All’aeroporto di Kai Tak, il vecchio aeroporto di Hong Kong, la signora al check-in mi disse di fare attenzione una volta arrivata a Pechino. Appena atterrata (anche qui, nel vecchio aeroporto, piccolo e dall’architettura socialista, precedente a quella megalomane e futurista degli anni successivi) un funzionario dell’immigrazione mi venne incontro con un sorriso, dicendomi di non fare la coda e di andare al controllo passaporti per i vip e i diplomatici. Davanti alle mie obiezioni rispose con entusiasmo che, anche se solo studentessa, ero una “benvenutissima ospite straniera!”.
Tornai così nella mia stanza, alla Normale di Pechino. Tutte le cose lasciate al momento dell’evacuazione erano state messe in delle scatole di cartone, di fianco al letto. La mia bicicletta mi aspettava al parcheggio, con le ruote gonfiate. Il dormitorio degli studenti stranieri però era quasi vuoto. C’erano alcuni studenti della Corea del Nord, una donna liberiana in lite con la sua ambasciata perché non riusciva a lasciare il paese, un paio di studenti venuti per seguire corsi brevi e un insegnante di inglese.

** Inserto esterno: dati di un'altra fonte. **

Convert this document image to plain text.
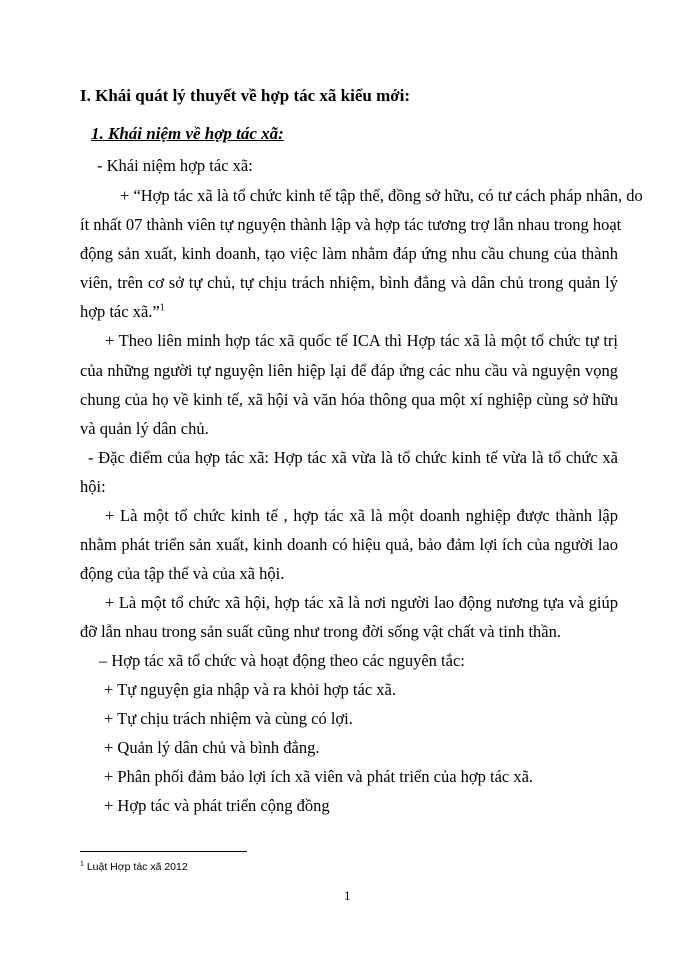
I. Khái quát lý thuyết về hợp tác xã kiểu mới:
1. Khái niệm về hợp tác xã:
- Khái niệm hợp tác xã:
+ “Hợp tác xã là tổ chức kinh tế tập thể, đồng sở hữu, có tư cách pháp nhân, do
ít nhất 07 thành viên tự nguyện thành lập và hợp tác tương trợ lẫn nhau trong hoạt
động sản xuất, kinh doanh, tạo việc làm nhằm đáp ứng nhu cầu chung của thành
viên, trên cơ sở tự chủ, tự chịu trách nhiệm, bình đẳng và dân chủ trong quản lý
hợp tác xã.”$^1$
+ Theo liên minh hợp tác xã quốc tế ICA thì Hợp tác xã là một tổ chức tự trị
của những người tự nguyện liên hiệp lại để đáp ứng các nhu cầu và nguyện vọng
chung của họ về kinh tế, xã hội và văn hóa thông qua một xí nghiệp cùng sở hữu
và quản lý dân chủ.
- Đặc điểm của hợp tác xã: Hợp tác xã vừa là tổ chức kinh tế vừa là tổ chức xã
hội:
+ Là một tổ chức kinh tế , hợp tác xã là một doanh nghiệp được thành lập
nhằm phát triển sản xuất, kinh doanh có hiệu quả, bảo đảm lợi ích của người lao
động của tập thể và của xã hội.
+ Là một tổ chức xã hội, hợp tác xã là nơi người lao động nương tựa và giúp
đỡ lẫn nhau trong sản suất cũng như trong đời sống vật chất và tinh thần.
– Hợp tác xã tổ chức và hoạt động theo các nguyên tắc:
+ Tự nguyện gia nhập và ra khỏi hợp tác xã.
+ Tự chịu trách nhiệm và cùng có lợi.
+ Quản lý dân chủ và bình đẳng.
+ Phân phối đảm bảo lợi ích xã viên và phát triển của hợp tác xã.
+ Hợp tác và phát triển cộng đồng
$^1$ Luật Hợp tác xã 2012
1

In superficie sembrava che Pechino stesse guarendo. Un giorno presi un taxi per andare a Jianguomen, alcuni isolati a est di Tiananmen. Poco prima di entrare nel Viale della Pace Eterna, che costeggia la piazza, il tassista, senza dire nulla, mise su una cassetta; mentre le ruote della sua auto passavano sulle tracce lasciate dai carri armati nell’asfalto, partirono forti le note di Yi Wu Suo You, “Non posseggo nulla”, di Cui Jian, la canzone che era diventata uno degli inni degli studenti in piazza. I nostri sguardi si incrociarono attraverso lo specchietto retrovisore. Ascoltammo Cui Jian in silenzio.
Negli edifici d’angolo di Jianguomen si vedevano ancora i fori delle pallottole sui muri. Altri si potevano vedere sulla corteccia degli alberi. Presto, divenne un modo per tracciare una nuova mappa di Pechino. Con gli amici ci si chiedeva sottovoce cosa fosse successo nei vari punti della città e si notava anche con quanta fretta quei segni stessero sparendo, riempiti di cemento e coperti dalla vernice. Alcuni alberi venivano abbattuti, con la scusa di allargare le strade. Interi edifici troppo butterati venivano demoliti in nuvole di polvere, per aiutare l’amnesia.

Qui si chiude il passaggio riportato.